The breathing system of a fish operates under a considerable disadvantage. The oxygen dissolved in water is never at a very high concentration, and a water-breathing creature, though it may be powerful and active, never has a really large reserve of the gas. The Hunter was not taking very much to keep alive, but he was trying to build up a reserve of his own as well; and with the shark working at its maximum energy output, the result was that its oxygen consumption was exceeding its intake. That, of course, had two effects: the monster's physical strength began to decline and the oxygen content of its blood to decrease. With the latter occurrence the Hunter almost unconsciously increased his drain on the system, thereby starting a vicious circle that could have only one ending.

The Hunter realized what was happening long before the shark actually died but did nothing about it, though he could have reduced his oxygen consumption without actually killing himself. He could also have left the shark, but he had no intention of drifting around in comparative helplessness in the open sea, at the mercy of the first creature large and quick enough to swallow him whole. He remained, and kept on absorbing the life-bearing gas, for he had realized that so much effort would be needed only if the fish were fighting the waves-striving to bear him away from the shore he wanted to reach. He had judged perfectly by this time the shark's place in the evolutionary scale and had no more compunction about killing it than would a human being.
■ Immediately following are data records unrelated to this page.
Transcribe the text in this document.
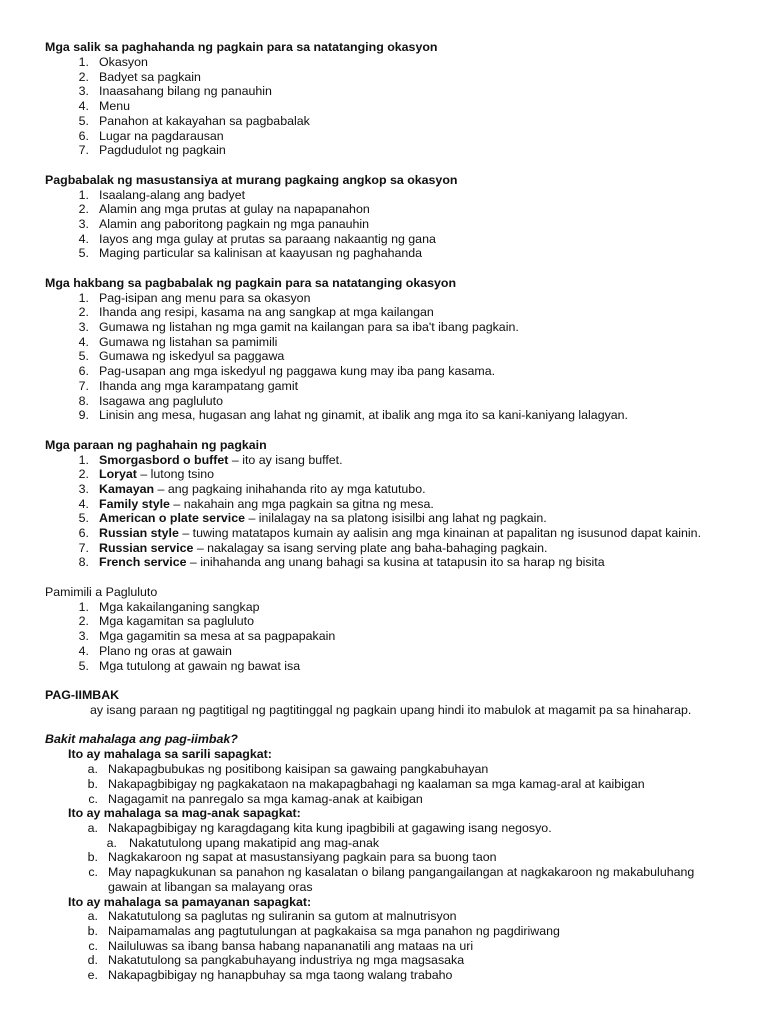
Mga salik sa paghahanda ng pagkain para sa natatanging okasyon
1. Okasyon
2. Badyet sa pagkain
3. Inaasahang bilang ng panauhin
4. Menu
5. Panahon at kakayahan sa pagbabalak
6. Lugar na pagdarausan
7. Pagdudulot ng pagkain
Pagbabalak ng masustansiya at murang pagkaing angkop sa okasyon
1. Isaalang-alang ang badyet
2. Alamin ang mga prutas at gulay na napapanahon
3. Alamin ang paboritong pagkain ng mga panauhin
4. Iayos ang mga gulay at prutas sa paraang nakaantig ng gana
5. Maging particular sa kalinisan at kaayusan ng paghahanda
Mga hakbang sa pagbabalak ng pagkain para sa natatanging okasyon
1. Pag-isipan ang menu para sa okasyon
2. Ihanda ang resipi, kasama na ang sangkap at mga kailangan
3. Gumawa ng listahan ng mga gamit na kailangan para sa iba't ibang pagkain.
4. Gumawa ng listahan sa pamimili
5. Gumawa ng iskedyul sa paggawa
6. Pag-usapan ang mga iskedyul ng paggawa kung may iba pang kasama.
7. Ihanda ang mga karampatang gamit
8. Isagawa ang pagluluto
9. Linisin ang mesa, hugasan ang lahat ng ginamit, at ibalik ang mga ito sa kani-kaniyang lalagyan.
Mga paraan ng paghahain ng pagkain
1. Smorgasbord o buffet – ito ay isang buffet.
2. Loryat – lutong tsino
3. Kamayan – ang pagkaing inihahanda rito ay mga katutubo.
4. Family style – nakahain ang mga pagkain sa gitna ng mesa.
5. American o plate service – inilalagay na sa platong isisilbi ang lahat ng pagkain.
6. Russian style – tuwing matatapos kumain ay aalisin ang mga kinainan at papalitan ng isusunod dapat kainin.
7. Russian service – nakalagay sa isang serving plate ang baha-bahaging pagkain.
8. French service – inihahanda ang unang bahagi sa kusina at tatapusin ito sa harap ng bisita
Pamimili a Pagluluto
1. Mga kakailanganing sangkap
2. Mga kagamitan sa pagluluto
3. Mga gagamitin sa mesa at sa pagpapakain
4. Plano ng oras at gawain
5. Mga tutulong at gawain ng bawat isa
PAG-IIMBAK
ay isang paraan ng pagtitigal ng pagtitinggal ng pagkain upang hindi ito mabulok at magamit pa sa hinaharap.
Bakit mahalaga ang pag-iimbak?
Ito ay mahalaga sa sarili sapagkat:
a. Nakapagbubukas ng positibong kaisipan sa gawaing pangkabuhayan
b. Nakapagbibigay ng pagkakataon na makapagbahagi ng kaalaman sa mga kamag-aral at kaibigan
c. Nagagamit na panregalo sa mga kamag-anak at kaibigan
Ito ay mahalaga sa mag-anak sapagkat:
a. Nakapagbibigay ng karagdagang kita kung ipagbibili at gagawing isang negosyo.
a. Nakatutulong upang makatipid ang mag-anak
b. Nagkakaroon ng sapat at masustansiyang pagkain para sa buong taon
c. May napagkukunan sa panahon ng kasalatan o bilang pangangailangan at nagkakaroon ng makabuluhang gawain at libangan sa malayang oras
Ito ay mahalaga sa pamayanan sapagkat:
a. Nakatutulong sa paglutas ng suliranin sa gutom at malnutrisyon
b. Naipamamalas ang pagtutulungan at pagkakaisa sa mga panahon ng pagdiriwang
c. Nailuluwas sa ibang bansa habang napananatili ang mataas na uri
d. Nakatutulong sa pangkabuhayang industriya ng mga magsasaka
e. Nakapagbibigay ng hanapbuhay sa mga taong walang trabaho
The monster took a long time to die, though it became helpless quite rapidly. Once it ceased to struggle, the Hunter continued the search for its eyes, and eventually found them. He deposited a film of himself between and around their retinal cells, in anticipation of the time when there would be enough light for him to see. Also, since the now-quiescent shark was showing a distressing tendency to sink, the alien began extending other appendages to trap any air bubbles which might be brought near by the storm. These, together with the carbon dioxide he produced himself, he gradually accumulated in the fish's abdominal cavity to give buoyancy. He needed very little gas for this purpose, but it took him a long time to collect it, since he was too small to produce large volumes of carbon dioxide very rapidly.